How to validate your startup idea - breue
https://breue.com/how_to_validate_your_startup_idea?ref=hn
======
boberoni
> 1\. Distill your entire product down to 1–2 features. Your first version
> should be a feature instead of a product. Figure out what 1 feature
> summarizes the entire product.

This is a good way to scope down your first launch, but I think there's more
that needs to happen before this step #1.

Every startup must establish its own value. What value can your new product
provide? Sure, a set of features may attract people to try out your product,
but value is what causes people to pay.

Moreover, 1-2 features might not achieve any value for users, leading to an
incomplete launch and a botched experiment for your hypothesis.

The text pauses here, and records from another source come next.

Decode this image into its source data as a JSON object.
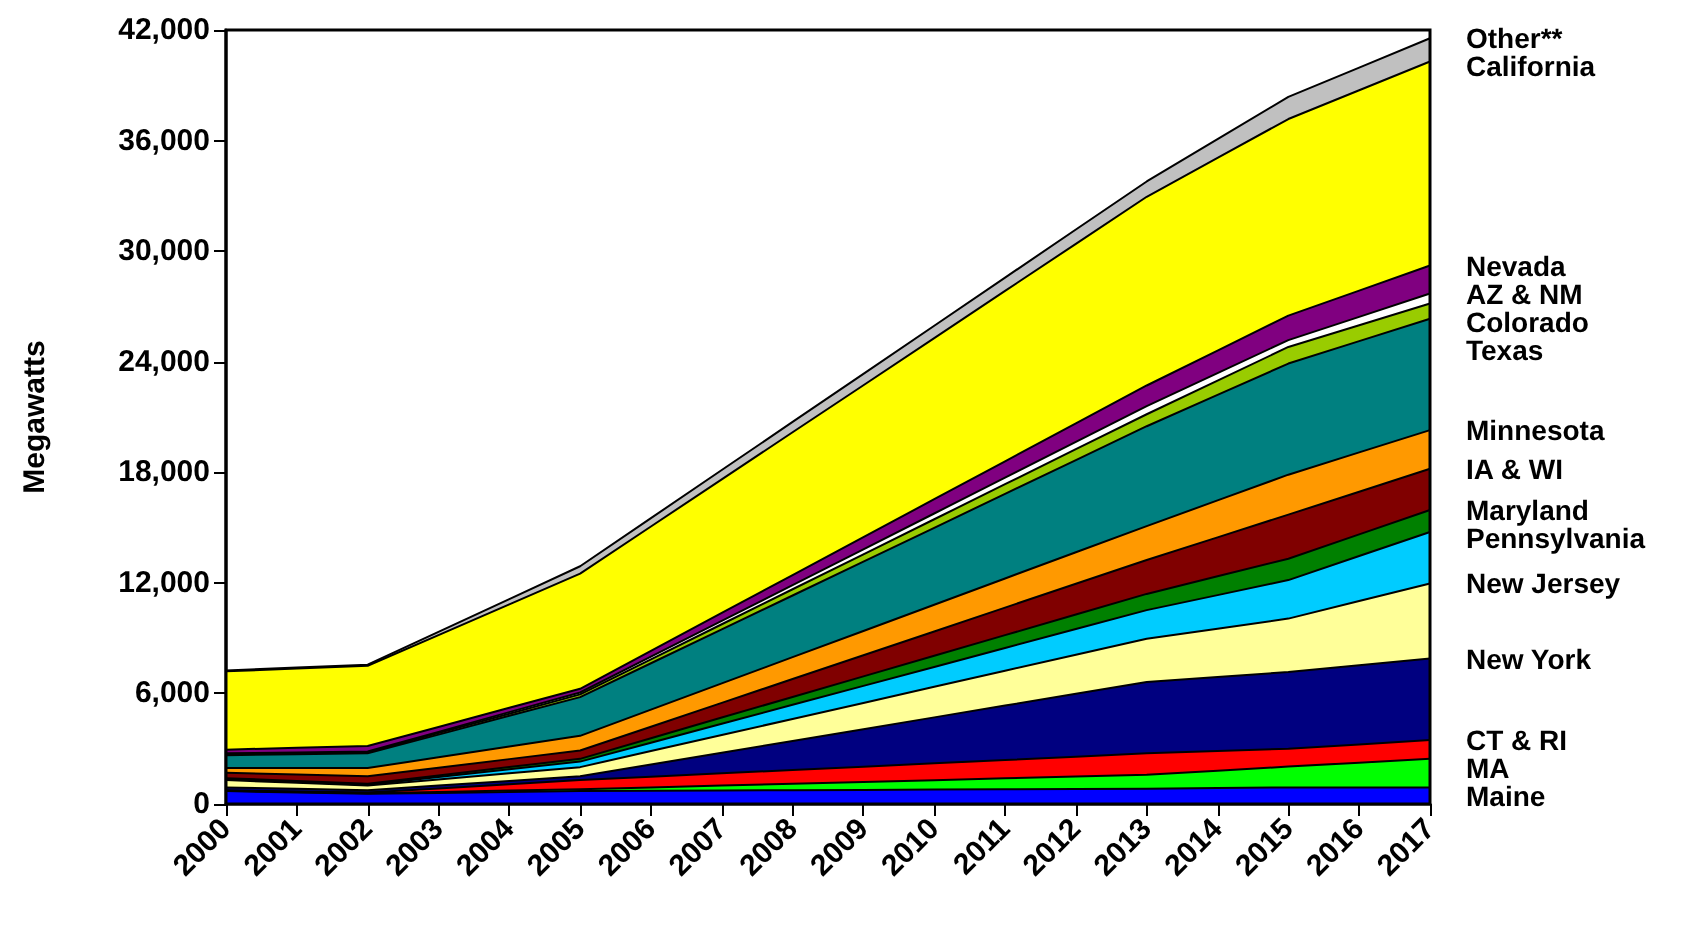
{
  "chart_data": {
    "type": "area",
    "stacked": true,
    "ylabel": "Megawatts",
    "categories": [
      "2000",
      "2001",
      "2002",
      "2003",
      "2004",
      "2005",
      "2006",
      "2007",
      "2008",
      "2009",
      "2010",
      "2011",
      "2012",
      "2013",
      "2014",
      "2015",
      "2016",
      "2017"
    ],
    "ylim": [
      0,
      42000
    ],
    "yticks": [
      {
        "value": 0,
        "label": "0"
      },
      {
        "value": 6000,
        "label": "6,000"
      },
      {
        "value": 12000,
        "label": "12,000"
      },
      {
        "value": 18000,
        "label": "18,000"
      },
      {
        "value": 24000,
        "label": "24,000"
      },
      {
        "value": 30000,
        "label": "30,000"
      },
      {
        "value": 36000,
        "label": "36,000"
      },
      {
        "value": 42000,
        "label": "42,000"
      }
    ],
    "grid": false,
    "legend": false,
    "marker": "none",
    "series": [
      {
        "name": "Maine",
        "color": "#0000ff",
        "values": [
          700,
          625,
          550,
          600,
          650,
          700,
          716,
          733,
          749,
          765,
          781,
          798,
          814,
          830,
          865,
          900,
          900,
          900
        ]
      },
      {
        "name": "MA",
        "color": "#00ff00",
        "values": [
          20,
          25,
          30,
          53,
          77,
          100,
          183,
          265,
          348,
          430,
          513,
          595,
          678,
          760,
          945,
          1130,
          1345,
          1560
        ]
      },
      {
        "name": "CT & RI",
        "color": "#ff0000",
        "values": [
          30,
          35,
          40,
          193,
          347,
          500,
          583,
          665,
          748,
          830,
          913,
          995,
          1078,
          1160,
          1065,
          970,
          990,
          1010
        ]
      },
      {
        "name": "New York",
        "color": "#000080",
        "values": [
          150,
          140,
          130,
          153,
          177,
          200,
          659,
          1118,
          1576,
          2035,
          2494,
          2953,
          3411,
          3870,
          4015,
          4160,
          4290,
          4420
        ]
      },
      {
        "name": "New Jersey",
        "color": "#ffff99",
        "values": [
          400,
          325,
          250,
          333,
          417,
          500,
          731,
          963,
          1194,
          1425,
          1656,
          1888,
          2119,
          2350,
          2625,
          2900,
          3490,
          4080
        ]
      },
      {
        "name": "Pennsylvania",
        "color": "#00ccff",
        "values": [
          50,
          50,
          50,
          133,
          217,
          300,
          456,
          613,
          769,
          925,
          1081,
          1238,
          1394,
          1550,
          1820,
          2090,
          2440,
          2790
        ]
      },
      {
        "name": "Maryland",
        "color": "#008000",
        "values": [
          50,
          50,
          50,
          83,
          117,
          150,
          241,
          333,
          424,
          515,
          606,
          698,
          789,
          880,
          1020,
          1160,
          1175,
          1190
        ]
      },
      {
        "name": "IA & WI",
        "color": "#800000",
        "values": [
          300,
          350,
          400,
          417,
          433,
          450,
          624,
          798,
          971,
          1145,
          1319,
          1493,
          1666,
          1840,
          2115,
          2390,
          2315,
          2240
        ]
      },
      {
        "name": "Minnesota",
        "color": "#ff9900",
        "values": [
          250,
          350,
          450,
          567,
          683,
          800,
          930,
          1060,
          1190,
          1320,
          1450,
          1580,
          1710,
          1840,
          2005,
          2170,
          2135,
          2100
        ]
      },
      {
        "name": "Texas",
        "color": "#008080",
        "values": [
          700,
          750,
          800,
          1233,
          1667,
          2100,
          2515,
          2930,
          3345,
          3760,
          4175,
          4590,
          5005,
          5420,
          5725,
          6030,
          6035,
          6040
        ]
      },
      {
        "name": "Colorado",
        "color": "#99cc00",
        "values": [
          50,
          50,
          50,
          83,
          117,
          150,
          213,
          275,
          338,
          400,
          463,
          525,
          588,
          650,
          775,
          900,
          865,
          830
        ]
      },
      {
        "name": "AZ & NM",
        "color": "#ffffff",
        "values": [
          50,
          50,
          50,
          67,
          83,
          100,
          143,
          185,
          228,
          270,
          313,
          355,
          398,
          440,
          405,
          370,
          455,
          540
        ]
      },
      {
        "name": "Nevada",
        "color": "#800080",
        "values": [
          200,
          250,
          300,
          267,
          233,
          200,
          315,
          430,
          545,
          660,
          775,
          890,
          1005,
          1120,
          1225,
          1330,
          1425,
          1520
        ]
      },
      {
        "name": "California",
        "color": "#ffff00",
        "values": [
          4250,
          4300,
          4350,
          4983,
          5617,
          6250,
          6749,
          7248,
          7746,
          8245,
          8744,
          9243,
          9741,
          10240,
          10455,
          10670,
          10870,
          11070
        ]
      },
      {
        "name": "Other**",
        "color": "#c0c0c0",
        "values": [
          50,
          55,
          60,
          173,
          287,
          400,
          454,
          508,
          561,
          615,
          669,
          723,
          776,
          830,
          1015,
          1200,
          1230,
          1260
        ]
      }
    ]
  }
}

If you don't know your value, that's ok. Overall, I agree with the article
that "it's a game of trial and error".

Use your resources (whether its just scraps or $$$) to run experiments, talk
to users, and discover your startup's actual value. That's my idea of
"validating your startup idea".

------
saaaaaam
I was really hoping for a little more than some general platitudes. This seems
very much targeted at consumer products. Products I work with are not
generally the sort of things my friends or family would use - or even
understand the need for.

This feels very reductive and not useful advice for anyone who has come to HN
knowing anything about the principles of “doing a startup”.